The battle was fought on January 21, the defeat was complete and overwhelming, and Winchester's army was practically destroyed. This left the region of the Maumee entirely open to be overrun by the victorious British and Indians, and it was expected that they would soon make their appearance at the Rapids. A council of war was at once held and it was determined to withdraw the remaining troops to Portage river, about twenty miles east from the Maumee. Here a camp was established, and the troops, which were struggling forward, as well as the remnant of General Winchester's command, were concentrated. Within a few days such a force had been assembled as-to enable General Harrison to move back to the Maumee. He did not, however, resume possession of the old camp, Fort Miami, which had been occupied before by General Winchester's command, but a better place was selected some distance up the river from the old camp and on the south side of the river, where a strong fort was erected which was named Fort Meigs in honor of the then Governor of Ohio.
It was the intention to concentrate a force at Fort Meigs sufficient to maintain it against all attacks which might be made, but on account of the terrible roads through the wilderness the expected recruits from Kentucky and southern Ohio did not arrive until the fort was besieged by the entire forces under Proctor and Tecumseh.
On the 1st day of April, 1813, the fort was invested on every side and an active siege was at once begun. The siege was carried on with great vigor, the Indians being incited to bravery by the promise of the monster General Proctor to deliver General Harrison into their hands should the siege be successful and the fort taken. However, after nine days of constant bombardment and conflict, the siege failed and the British and Indian forces withdrew. Immediately after the British and Indians had withdrawn from the Maumee. General Harrison hastened in person to southern and central Ohio to urge forward the troops that were being collected to meet and repel the British and Indian forces and drive them beyond the boundaries of the United States.
It was under these anxious and harassing circumstances that General Harrison came to Franklinton and held the conference with the chiefs of the Wyandots, Delawares, Shawanese and Senecas. The principal chiefs of these tribes had remained true to their obligations and neutrality under the Treaty of Greenville, but so many had been lured away from their tribal obligations by British pay and British bribes and promises, and such was their strength when commanded and guided by that able and energetic Tecumseh, that it became necessary for General Harrison to know as exactly as possible what proportion of the military strength of the powerful tribes would remain neutral or if necessary join with the American forces.
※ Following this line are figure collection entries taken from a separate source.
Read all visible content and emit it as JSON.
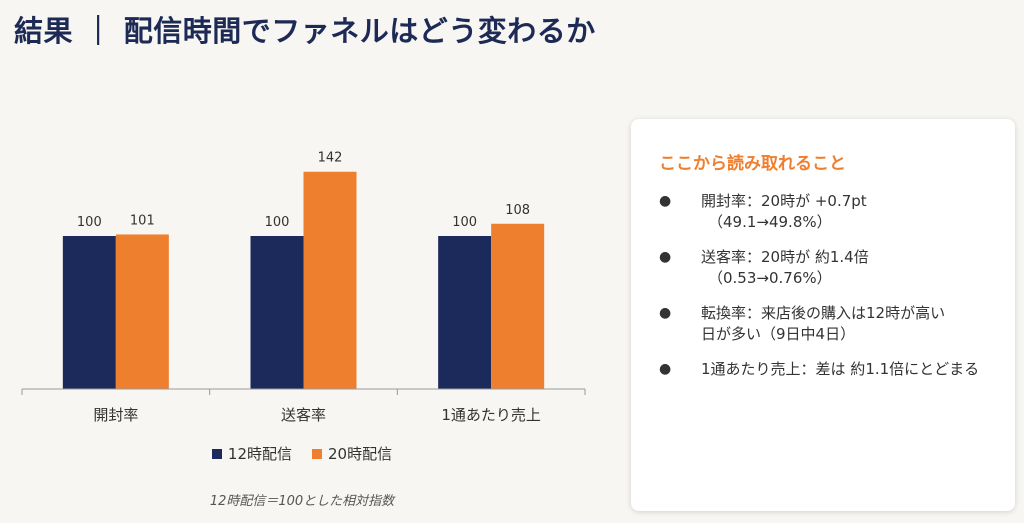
{
  "title": "結果 ｜ 配信時間でファネルはどう変わるか",
  "colors": {
    "series1": "#1b2a5b",
    "series2": "#ee7f2f",
    "accent": "#ef7f2e"
  },
  "chart_data": {
    "type": "bar",
    "categories": [
      "開封率",
      "送客率",
      "1通あたり売上"
    ],
    "series": [
      {
        "name": "12時配信",
        "values": [
          100,
          100,
          100
        ]
      },
      {
        "name": "20時配信",
        "values": [
          101,
          142,
          108
        ]
      }
    ],
    "ylim": [
      0,
      150
    ],
    "grid": false,
    "legend": "bottom",
    "note": "12時配信＝100とした相対指数"
  },
  "panel": {
    "title": "ここから読み取れること",
    "items": [
      {
        "line1": "開封率：20時が +0.7pt",
        "line2": "（49.1→49.8%）"
      },
      {
        "line1": "送客率：20時が 約1.4倍",
        "line2": "（0.53→0.76%）"
      },
      {
        "line1": "転換率：来店後の購入は12時が高い",
        "line2": "日が多い（9日中4日）"
      },
      {
        "line1": "1通あたり売上：差は 約1.1倍にとどまる",
        "line2": ""
      }
    ]
  }
}
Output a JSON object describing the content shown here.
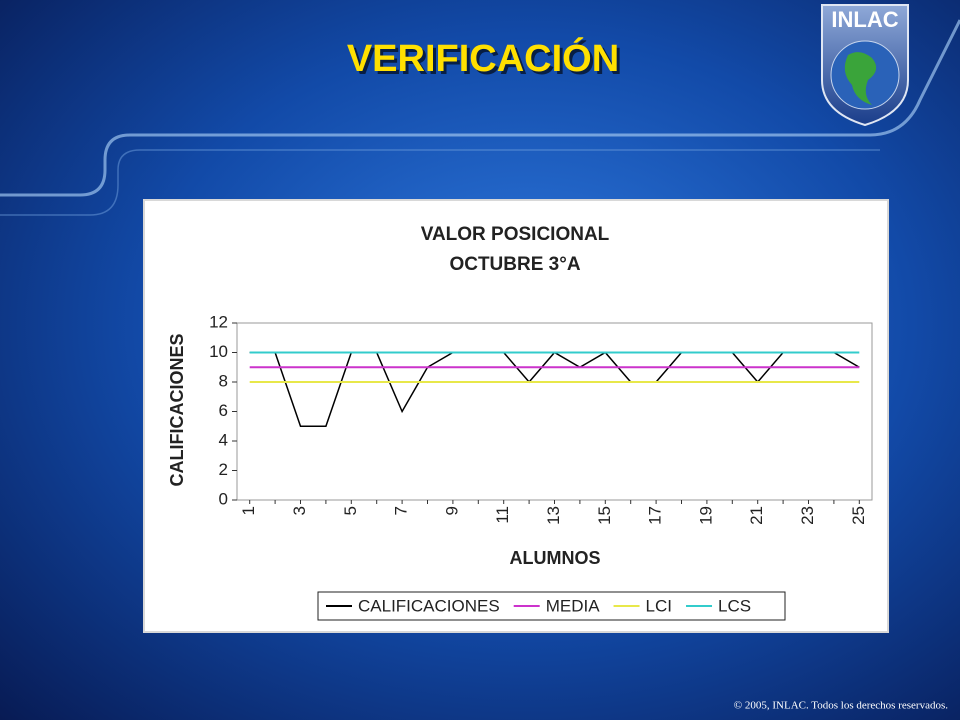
{
  "slide_title": "VERIFICACIÓN",
  "logo": "INLAC",
  "footer": "© 2005, INLAC. Todos los derechos reservados.",
  "chart_data": {
    "type": "line",
    "title": "VALOR POSICIONAL",
    "subtitle": "OCTUBRE 3°A",
    "x_label": "ALUMNOS",
    "y_label": "CALIFICACIONES",
    "categories": [
      "1",
      null,
      "3",
      null,
      "5",
      null,
      "7",
      null,
      "9",
      null,
      "11",
      null,
      "13",
      null,
      "15",
      null,
      "17",
      null,
      "19",
      null,
      "21",
      null,
      "23",
      null,
      "25"
    ],
    "series": [
      {
        "name": "CALIFICACIONES",
        "color": "#000000",
        "values": [
          10,
          10,
          5,
          5,
          10,
          10,
          6,
          9,
          10,
          10,
          10,
          8,
          10,
          9,
          10,
          8,
          8,
          10,
          10,
          10,
          8,
          10,
          10,
          10,
          9
        ]
      },
      {
        "name": "MEDIA",
        "color": "#cc33cc",
        "values": [
          9,
          9,
          9,
          9,
          9,
          9,
          9,
          9,
          9,
          9,
          9,
          9,
          9,
          9,
          9,
          9,
          9,
          9,
          9,
          9,
          9,
          9,
          9,
          9,
          9
        ]
      },
      {
        "name": "LCI",
        "color": "#e8e84a",
        "values": [
          8,
          8,
          8,
          8,
          8,
          8,
          8,
          8,
          8,
          8,
          8,
          8,
          8,
          8,
          8,
          8,
          8,
          8,
          8,
          8,
          8,
          8,
          8,
          8,
          8
        ]
      },
      {
        "name": "LCS",
        "color": "#33cccc",
        "values": [
          10,
          10,
          10,
          10,
          10,
          10,
          10,
          10,
          10,
          10,
          10,
          10,
          10,
          10,
          10,
          10,
          10,
          10,
          10,
          10,
          10,
          10,
          10,
          10,
          10
        ]
      }
    ],
    "ylim": [
      0,
      12
    ],
    "yticks": [
      0,
      2,
      4,
      6,
      8,
      10,
      12
    ],
    "legend": "bottom"
  }
}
The chiefs assembled not only assured him that they would remain true to their obligations, but if called upon would join with the American forces against the British.
They were not called upon to take an active part in the war, but as a matter of fact several of the chiefs of these four great tribes, with a considerable number of their warriors, of their own volition accompanied General Harrison in his campaign, which ended in the decisive battle of the Thames. Chief Tarhe (the Crane), grand sachem of the Wyandots, whose village was then near Upper Sandusky, Wyandot county, and who was spokesman for all the tribes at the conference at Franklinton, although seventy-two years of age.
went with General Harrison on foot, with a number of his warriors, to Canada and was present at the battle of the Thames, although he took no active part in that battle.
This conference or council at Franklinton enabled General Harrison to know what he could depend upon as to these four neutral tribes and greatly relieved him from uncertainty and anxiety, and also greatly relieved the frontier settlers from the apprehension and fears with which their minds and hearts were filled.